27
Oct 17

## Lagrange method: case of many equality constraints

Consider the problem

(1) maximize $f(x_1,...,x_S)$ subject to $g_1(x_1,...,x_S)=0,...,g_s(x_1,...,x_S)=0$

(the number of constraints $s$ is smaller than the number of variables $S$).

The idea is to understand the proof in case of one constraint and to develop the format of the result for many constraints by analogy.

## Implicit function theorem

We saw previously that the condition

(2) $\frac{\partial g}{\partial y}\neq 0$

is sufficient for existence of the implicit function $y(x)$ defined by $g(x,y(x))=0.$ This statement is asymmetric. What if we want to find $x$ as a function of $y$? The condition

(3) $\left(\frac{\partial g}{\partial x},\frac{\partial g}{\partial y}\right)\neq0$

is more general than (2). If $\frac{\partial g}{\partial x}\neq 0$, then the restriction defines $x$ as a function of $y$ and if $\frac{\partial g}{\partial y}\neq 0$, then $y$ can be found as a function of $x.$ For example, for a circle $x^2+y^2=1$ for $x\neq 0$ we can find $x=x(y)$ and for $y\neq 0$ we can find $y=y(x),$ and the whole circle is covered.

In case of a more general implicit function existence condition (3) our derivation of the necessary and sufficient conditions goes through (if $\frac{\partial g}{\partial x}\neq 0$ holds, instead of $\frac{\partial g}{\partial y}\neq 0$, one can simply swap $x$ and $y$).

To obtain the multi-dimensional generalization of (3), denote $x=(x_1,...,x_S),\ G(x)=G(x_1,...,x_S)=\left(\begin{array}{c}g_1(x_1,...,x_S) \\... \\g_s(x_1,...,x_S) \end{array}\right)$

and $\frac{\partial G}{\partial x}=\left(\begin{array}{ccc}\frac{\partial g_1}{\partial x_1}& ... &\frac{\partial g_1}{\partial x_S} \\ ... & ... & ... \\ \frac{\partial g_s}{\partial x_1}&...&\frac{\partial g_s}{\partial x_S}\end{array}\right)=\left(\begin{array}{c}Dg_1(x) \\... \\Dg_s(x) \end{array}\right).$

The last equation follows from our notation of the gradient $Df(x).$ (1) becomes

maximize $f(x)$ subject to $G(x)=0.$

The required generalization of (3) can now be stated as follows:

(4) The matrix $\frac{\partial G}{\partial x}$ has rank $s$ or, equivalently, the vectors $Dg_1(x),...,Dg_s(x)$ are linearly independent.

Remark.
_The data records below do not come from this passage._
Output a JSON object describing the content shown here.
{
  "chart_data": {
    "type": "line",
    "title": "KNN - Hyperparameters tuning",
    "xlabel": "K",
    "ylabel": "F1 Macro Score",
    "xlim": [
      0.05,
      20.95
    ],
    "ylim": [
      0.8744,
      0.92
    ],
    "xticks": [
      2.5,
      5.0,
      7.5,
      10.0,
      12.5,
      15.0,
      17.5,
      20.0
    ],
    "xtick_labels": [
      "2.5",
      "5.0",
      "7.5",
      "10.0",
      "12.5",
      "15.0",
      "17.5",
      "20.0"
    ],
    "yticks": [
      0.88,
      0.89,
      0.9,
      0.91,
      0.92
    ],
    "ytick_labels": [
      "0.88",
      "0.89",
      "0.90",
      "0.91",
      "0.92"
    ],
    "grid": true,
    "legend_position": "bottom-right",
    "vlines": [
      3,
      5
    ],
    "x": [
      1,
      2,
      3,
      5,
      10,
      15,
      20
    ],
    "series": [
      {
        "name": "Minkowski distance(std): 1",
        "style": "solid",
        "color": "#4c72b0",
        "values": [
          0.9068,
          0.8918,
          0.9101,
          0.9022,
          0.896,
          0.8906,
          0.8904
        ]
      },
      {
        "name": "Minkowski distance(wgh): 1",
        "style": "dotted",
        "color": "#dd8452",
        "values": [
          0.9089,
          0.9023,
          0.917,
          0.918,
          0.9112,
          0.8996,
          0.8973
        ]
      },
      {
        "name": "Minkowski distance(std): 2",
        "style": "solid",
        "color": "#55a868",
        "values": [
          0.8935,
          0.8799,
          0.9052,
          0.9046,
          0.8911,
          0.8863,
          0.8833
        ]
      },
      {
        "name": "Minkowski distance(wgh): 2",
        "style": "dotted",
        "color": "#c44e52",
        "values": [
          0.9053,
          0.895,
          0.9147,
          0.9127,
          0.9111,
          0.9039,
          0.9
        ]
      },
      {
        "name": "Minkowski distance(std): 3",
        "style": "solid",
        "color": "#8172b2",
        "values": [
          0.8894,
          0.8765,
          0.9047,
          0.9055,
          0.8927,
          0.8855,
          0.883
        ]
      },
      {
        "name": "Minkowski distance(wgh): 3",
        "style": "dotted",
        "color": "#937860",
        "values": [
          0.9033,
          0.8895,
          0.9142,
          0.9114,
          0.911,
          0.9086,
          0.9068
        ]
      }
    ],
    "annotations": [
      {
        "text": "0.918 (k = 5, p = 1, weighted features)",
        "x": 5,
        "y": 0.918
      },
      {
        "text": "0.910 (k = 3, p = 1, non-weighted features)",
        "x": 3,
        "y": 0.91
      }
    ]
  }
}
The best way to check this condition is to see that $\det\left(\frac{\partial G}{\partial x}\right)^T\frac{\partial G}{\partial x}\ne0$.

## First and second order conditions

Denote $\lambda=(\lambda_1,...,\lambda_s)$ (this is a row vector with as many components as restrictions). The Lagrangian is defined by $L(x,\lambda )=f(x)+\lambda G(x).$

The first-order conditions become

(5) $\frac{\partial L}{\partial x}=0,$ $\frac{\partial L}{\partial \lambda }=0.$

The Hessian is $D^2L=\left(\begin{array}{ccc}\frac{\partial^2L}{\partial x_1^2} &... & \frac{\partial^2L}{\partial x_1\partial x_S} \\...&...&... \\ \frac{\partial^2L}{\partial x_S\partial x_1} &... &\frac{\partial^2L}{\partial x_S^2} \end{array}\right).$

Recall that the refined sufficient condition was based on the set $Z.$ Now it becomes $Z=\{a\in R^S:\frac{\partial G}{\partial x}a=0\}.$

Finally, we can state the sufficient condition:

Theorem. Assume the implicit function existence condition (4) and consider a critical point $x$ for the Lagrangian (that satisfies (5)). a) If at that point $h^TD^2Lh>0$ for any nonzero $h\in Z$, then that point is a minimum point. b) If at that point $h^TD^2Lh<0$ for any nonzero $h\in Z$, then that point is a maximum point.